Akupunkturun ne olduğunu ve ne olmadığını özetlemek için akupunkturun teknik altyapısına ve etki mekanizmasına ışık tutalım:
Her bir insan, tek bir hücreden, hatta tek bir genetik şifre bütününden meydana gelir. Her bir hücremizin içerisinde bu genetik bilgi orjinal, bozulmamış haliyle yer alır. Aynı zamanda sinir sistemi aracılığıyla vücuttaki tüm organlar, dokular, hatta hücreler iletişim içerisindedir.
Bu iletişim ağının ve genetik orjinal bilginin kullanılmasıyla, vücudu bulunduğu her aşamada orjinal haline davet etmek mümkündür. Hastalıkların açığa çıkmasına neden olan eksikliklerini tamamlaması için sistemi uyarmak, bozulmuş verinin yerini alması için orjinal bilgiyi tetiklemek akupunkturun tedavi tekniğidir. Yine vücudu saran iletişim ağını uyararak iletişim kopuklukların onarmak, iletişimi hızlandırarak veri kaybını azaltmak ve beynin, yani merkezi sinir sisteminin olumlu müdahelesine zemin hazırlamak da yine akupunkturun etki mekanizmaları arasında yer almaktadır.

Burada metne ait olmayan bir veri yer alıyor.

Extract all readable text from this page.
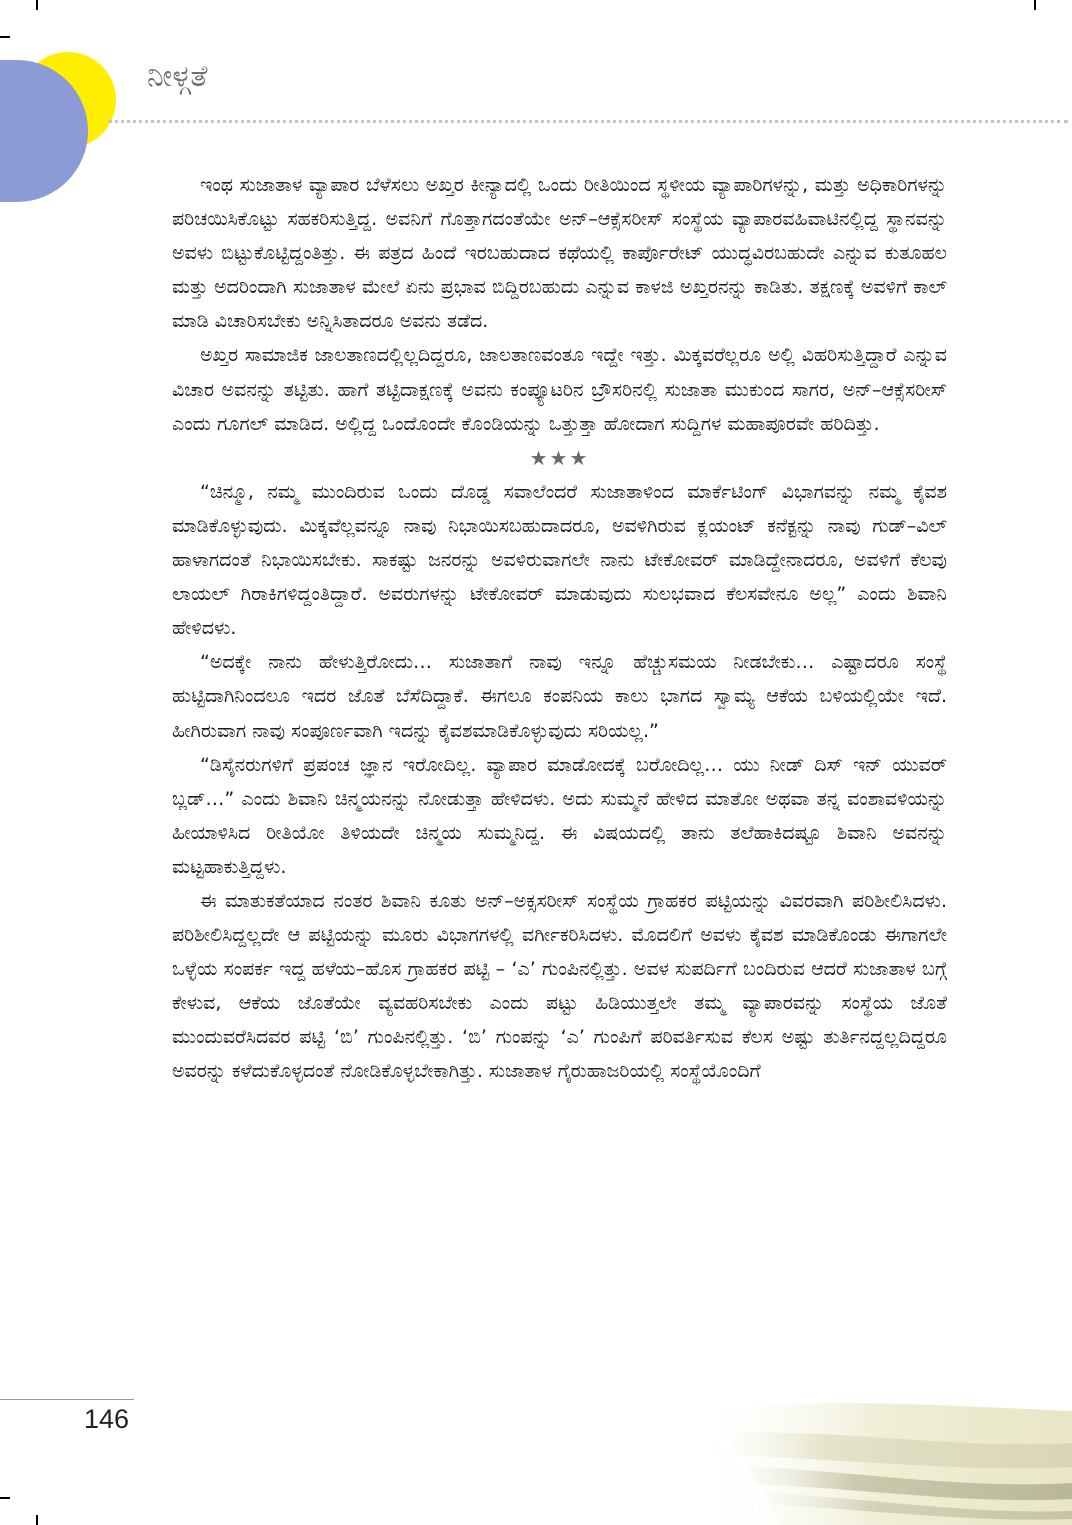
ನೀಳ್ಗತೆ

ಇಂಥ ಸುಜಾತಾಳ ವ್ಯಾಪಾರ ಬೆಳೆಸಲು ಅಖ್ತರ ಕೀನ್ಯಾದಲ್ಲಿ ಒಂದು ರೀತಿಯಿಂದ ಸ್ಥಳೀಯ ವ್ಯಾಪಾರಿಗಳನ್ನು, ಮತ್ತು ಅಧಿಕಾರಿಗಳನ್ನು ಪರಿಚಯಿಸಿಕೊಟ್ಟು ಸಹಕರಿಸುತ್ತಿದ್ದ. ಅವನಿಗೆ ಗೊತ್ತಾಗದಂತೆಯೇ ಅನ್–ಆಕ್ಸೆಸರೀಸ್ ಸಂಸ್ಥೆಯ ವ್ಯಾಪಾರವಹಿವಾಟಿನಲ್ಲಿದ್ದ ಸ್ಥಾನವನ್ನು ಅವಳು ಬಿಟ್ಟುಕೊಟ್ಟಿದ್ದಂತಿತ್ತು. ಈ ಪತ್ರದ ಹಿಂದೆ ಇರಬಹುದಾದ ಕಥೆಯಲ್ಲಿ ಕಾರ್ಪೊರೇಟ್ ಯುದ್ಧವಿರಬಹುದೇ ಎನ್ನುವ ಕುತೂಹಲ ಮತ್ತು ಅದರಿಂದಾಗಿ ಸುಜಾತಾಳ ಮೇಲೆ ಏನು ಪ್ರಭಾವ ಬಿದ್ದಿರಬಹುದು ಎನ್ನುವ ಕಾಳಜಿ ಅಖ್ತರನನ್ನು ಕಾಡಿತು. ತಕ್ಷಣಕ್ಕೆ ಅವಳಿಗೆ ಕಾಲ್ ಮಾಡಿ ವಿಚಾರಿಸಬೇಕು ಅನ್ನಿಸಿತಾದರೂ ಅವನು ತಡೆದ.

ಅಖ್ತರ ಸಾಮಾಜಿಕ ಜಾಲತಾಣದಲ್ಲಿಲ್ಲದಿದ್ದರೂ, ಜಾಲತಾಣವಂತೂ ಇದ್ದೇ ಇತ್ತು. ಮಿಕ್ಕವರೆಲ್ಲರೂ ಅಲ್ಲಿ ವಿಹರಿಸುತ್ತಿದ್ದಾರೆ ಎನ್ನುವ ವಿಚಾರ ಅವನನ್ನು ತಟ್ಟಿತು. ಹಾಗೆ ತಟ್ಟಿದಾಕ್ಷಣಕ್ಕೆ ಅವನು ಕಂಪ್ಯೂಟರಿನ ಬ್ರೌಸರಿನಲ್ಲಿ ಸುಜಾತಾ ಮುಕುಂದ ಸಾಗರ, ಅನ್–ಆಕ್ಸೆಸರೀಸ್ ಎಂದು ಗೂಗಲ್ ಮಾಡಿದ. ಅಲ್ಲಿದ್ದ ಒಂದೊಂದೇ ಕೊಂಡಿಯನ್ನು ಒತ್ತುತ್ತಾ ಹೋದಾಗ ಸುದ್ದಿಗಳ ಮಹಾಪೂರವೇ ಹರಿದಿತ್ತು.

★★★

“ಚಿನ್ಮೂ, ನಮ್ಮ ಮುಂದಿರುವ ಒಂದು ದೊಡ್ಡ ಸವಾಲೆಂದರೆ ಸುಜಾತಾಳಿಂದ ಮಾರ್ಕೆಟಿಂಗ್ ವಿಭಾಗವನ್ನು ನಮ್ಮ ಕೈವಶ ಮಾಡಿಕೊಳ್ಳುವುದು. ಮಿಕ್ಕವೆಲ್ಲವನ್ನೂ ನಾವು ನಿಭಾಯಿಸಬಹುದಾದರೂ, ಅವಳಿಗಿರುವ ಕ್ಲಯಂಟ್ ಕನೆಕ್ಟನ್ನು ನಾವು ಗುಡ್–ವಿಲ್ ಹಾಳಾಗದಂತೆ ನಿಭಾಯಿಸಬೇಕು. ಸಾಕಷ್ಟು ಜನರನ್ನು ಅವಳಿರುವಾಗಲೇ ನಾನು ಟೇಕೋವರ್ ಮಾಡಿದ್ದೇನಾದರೂ, ಅವಳಿಗೆ ಕೆಲವು ಲಾಯಲ್ ಗಿರಾಕಿಗಳಿದ್ದಂತಿದ್ದಾರೆ. ಅವರುಗಳನ್ನು ಟೇಕೋವರ್ ಮಾಡುವುದು ಸುಲಭವಾದ ಕೆಲಸವೇನೂ ಅಲ್ಲ” ಎಂದು ಶಿವಾನಿ ಹೇಳಿದಳು.

“ಅದಕ್ಕೇ ನಾನು ಹೇಳುತ್ತಿರೋದು… ಸುಜಾತಾಗೆ ನಾವು ಇನ್ನೂ ಹೆಚ್ಚುಸಮಯ ನೀಡಬೇಕು… ಎಷ್ಟಾದರೂ ಸಂಸ್ಥೆ ಹುಟ್ಟಿದಾಗಿನಿಂದಲೂ ಇದರ ಜೊತೆ ಬೆಸೆದಿದ್ದಾಕೆ. ಈಗಲೂ ಕಂಪನಿಯ ಕಾಲು ಭಾಗದ ಸ್ವಾಮ್ಯ ಆಕೆಯ ಬಳಿಯಲ್ಲಿಯೇ ಇದೆ. ಹೀಗಿರುವಾಗ ನಾವು ಸಂಪೂರ್ಣವಾಗಿ ಇದನ್ನು ಕೈವಶಮಾಡಿಕೊಳ್ಳುವುದು ಸರಿಯಲ್ಲ.”

“ಡಿಸೈನರುಗಳಿಗೆ ಪ್ರಪಂಚ ಜ್ಞಾನ ಇರೋದಿಲ್ಲ. ವ್ಯಾಪಾರ ಮಾಡೋದಕ್ಕೆ ಬರೋದಿಲ್ಲ… ಯು ನೀಡ್ ದಿಸ್ ಇನ್ ಯುವರ್ ಬ್ಲಡ್…” ಎಂದು ಶಿವಾನಿ ಚಿನ್ಮಯನನ್ನು ನೋಡುತ್ತಾ ಹೇಳಿದಳು. ಅದು ಸುಮ್ಮನೆ ಹೇಳಿದ ಮಾತೋ ಅಥವಾ ತನ್ನ ವಂಶಾವಳಿಯನ್ನು ಹೀಯಾಳಿಸಿದ ರೀತಿಯೋ ತಿಳಿಯದೇ ಚಿನ್ಮಯ ಸುಮ್ಮನಿದ್ದ. ಈ ವಿಷಯದಲ್ಲಿ ತಾನು ತಲೆಹಾಕಿದಷ್ಟೂ ಶಿವಾನಿ ಅವನನ್ನು ಮಟ್ಟಹಾಕುತ್ತಿದ್ದಳು.

ಈ ಮಾತುಕತೆಯಾದ ನಂತರ ಶಿವಾನಿ ಕೂತು ಅನ್–ಅಕ್ಸಸರೀಸ್ ಸಂಸ್ಥೆಯ ಗ್ರಾಹಕರ ಪಟ್ಟಿಯನ್ನು ವಿವರವಾಗಿ ಪರಿಶೀಲಿಸಿದಳು. ಪರಿಶೀಲಿಸಿದ್ದಲ್ಲದೇ ಆ ಪಟ್ಟಿಯನ್ನು ಮೂರು ವಿಭಾಗಗಳಲ್ಲಿ ವರ್ಗೀಕರಿಸಿದಳು. ಮೊದಲಿಗೆ ಅವಳು ಕೈವಶ ಮಾಡಿಕೊಂಡು ಈಗಾಗಲೇ ಒಳ್ಳೆಯ ಸಂಪರ್ಕ ಇದ್ದ ಹಳೆಯ–ಹೊಸ ಗ್ರಾಹಕರ ಪಟ್ಟಿ – ‘ಎ’ ಗುಂಪಿನಲ್ಲಿತ್ತು. ಅವಳ ಸುಪರ್ದಿಗೆ ಬಂದಿರುವ ಆದರೆ ಸುಜಾತಾಳ ಬಗ್ಗೆ ಕೇಳುವ, ಆಕೆಯ ಜೊತೆಯೇ ವ್ಯವಹರಿಸಬೇಕು ಎಂದು ಪಟ್ಟು ಹಿಡಿಯುತ್ತಲೇ ತಮ್ಮ ವ್ಯಾಪಾರವನ್ನು ಸಂಸ್ಥೆಯ ಜೊತೆ ಮುಂದುವರೆಸಿದವರ ಪಟ್ಟಿ ‘ಬಿ’ ಗುಂಪಿನಲ್ಲಿತ್ತು. ‘ಬಿ’ ಗುಂಪನ್ನು ‘ಎ’ ಗುಂಪಿಗೆ ಪರಿವರ್ತಿಸುವ ಕೆಲಸ ಅಷ್ಟು ತುರ್ತಿನದ್ದಲ್ಲದಿದ್ದರೂ ಅವರನ್ನು ಕಳೆದುಕೊಳ್ಳದಂತೆ ನೋಡಿಕೊಳ್ಳಬೇಕಾಗಿತ್ತು. ಸುಜಾತಾಳ ಗೈರುಹಾಜರಿಯಲ್ಲಿ ಸಂಸ್ಥೆಯೊಂದಿಗೆ

146
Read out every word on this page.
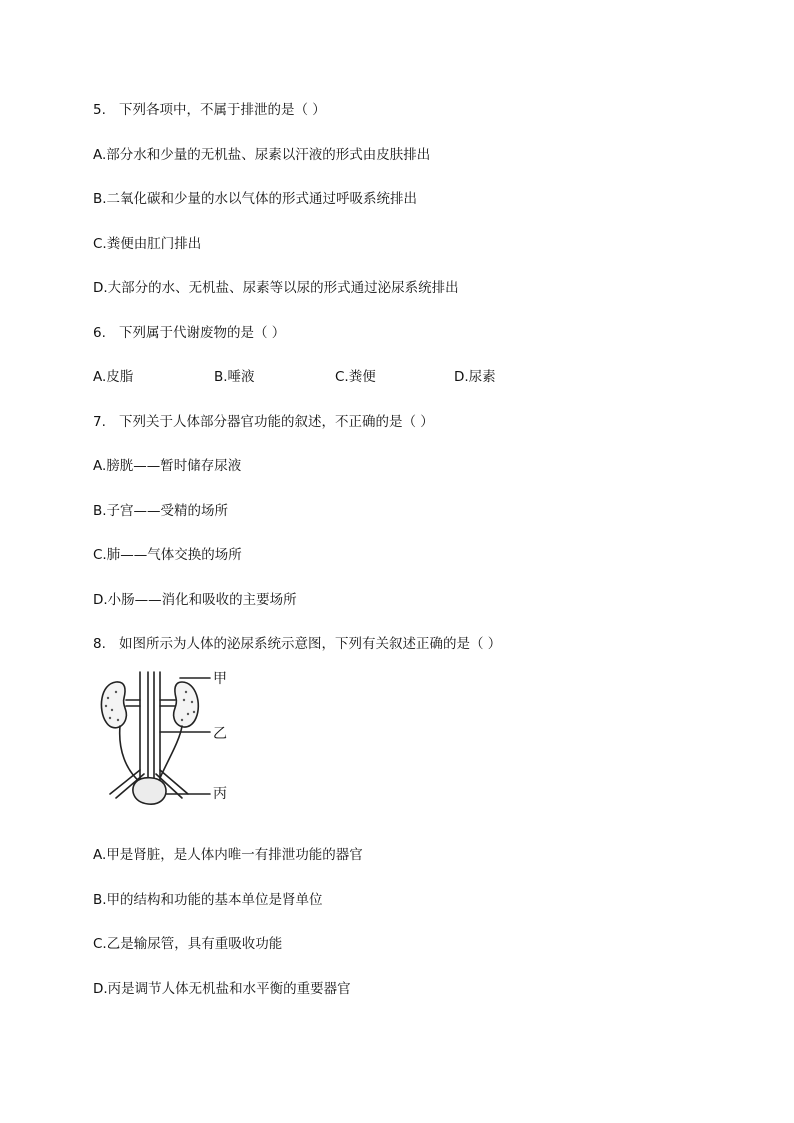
5. 下列各项中，不属于排泄的是（ ）
A.部分水和少量的无机盐、尿素以汗液的形式由皮肤排出
B.二氧化碳和少量的水以气体的形式通过呼吸系统排出
C.粪便由肛门排出
D.大部分的水、无机盐、尿素等以尿的形式通过泌尿系统排出
6. 下列属于代谢废物的是（ ）
A.皮脂	B.唾液	C.粪便	D.尿素
7. 下列关于人体部分器官功能的叙述，不正确的是（ ）
A.膀胱——暂时储存尿液
B.子宫——受精的场所
C.肺——气体交换的场所
D.小肠——消化和吸收的主要场所
8. 如图所示为人体的泌尿系统示意图，下列有关叙述正确的是（ ）
甲
乙
丙
A.甲是肾脏，是人体内唯一有排泄功能的器官
B.甲的结构和功能的基本单位是肾单位
C.乙是输尿管，具有重吸收功能
D.丙是调节人体无机盐和水平衡的重要器官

Kısaca akupunktur, tüm sistem hasarlarında ve tüm metabolik olaylarda etkilidir. Öyleyse, akupunkturun az ya da çok etkili olmadığı bir hastalık tasavvuru mümkün değildir. Ayrıca akupunktur, zarar verme olasılığı olmayan ender tedavi yöntemlerinden biridir. Çünkü tüm etki mekanizması, vücudu olması gereken orjinal hale davet etmek üzerine kuruludur.
Cerrahi bir müdahelede vücudunuzun kendini savunabilmek için yapabileceği bir şey yoktur. İlaçla vücuda müdahele ettiğiniz takdirde onları parçalayarak dışarıya atıncaya kadar savunmasızdır. Oysa akupunktur tedavi yönteminde dışarıdan bir müdahele olmadığı için vücut akupunktur uyarısına canlanarak yanıt verir. Her uyarı o canlılığı bir kere daha artırarak vücudunuzun olumsuzlukları düzeltebilme yeteneğinin önünü açar.
Yani akupunktur vücudun kendi imkanlarını harekete geçirerek kendini aslına uygun şekilde onarmasına yardımcı olur. Uyanıklıkta canlı, uykuda derin ve dingin bir ritme kavuşturur. Geleneksel akupunkturda ‘Yin-Yang’ diye ifade edilen sözün hakikati de bu hayatî denge ve ritmdir.